According to the research of Dr. Fabian Hass, an entomologist who specializes in earwig biology, the relative age of this species compared to other genera in the suborder Archidermaptera can be approximated based upon the research of Dr. R. Willmann. According to Willmann, the genus Asiodiplatys, and therefore also the species A. speciosus, existed longer ago than the genera Dermapteron and Turanovia, but around the same time period as Archidermapteron, Microdiplatys, and Protodiplatys. He bases this assumption on the shape of the fossils' cerci: Archidermateron, Asiodiplatys, Microdiplatys, and Protodiplatys all had cerci that were long and filiform, while Dermapteron had cerci that were short and more forcep-like. Therefore, Turanovia would have been in between both groups.

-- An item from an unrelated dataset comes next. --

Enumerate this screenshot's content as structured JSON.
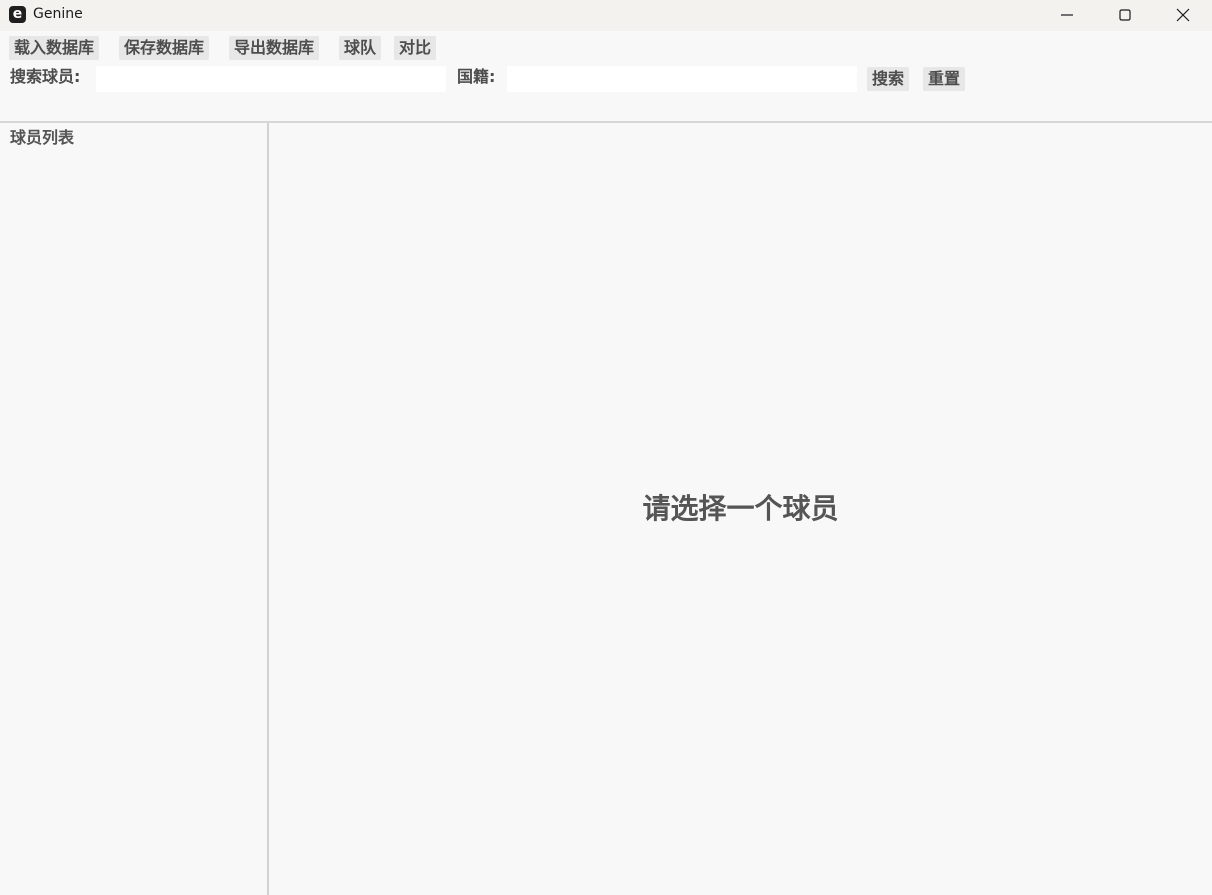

However, this does not necessarily mean that Willmann's hypothesis is correct. According to Dr. V. N. Vishnyakova, in an article written by her in the Paleontological Journal, Willmann could be correct on some fronts, but wrong on others. Although Vishnyakova did not address Willmann specifically (she wrote about it ten years earlier), her paper disagrees with Willmann's on the basis of the ordering of Semenviola, Semenoviolides, and Turanoderma, which are extinct genera in Forficulina. Mainstream science is still unsure of whose chart is more accurate: it all depends on the definitions of certain taxon, which can change from person to person.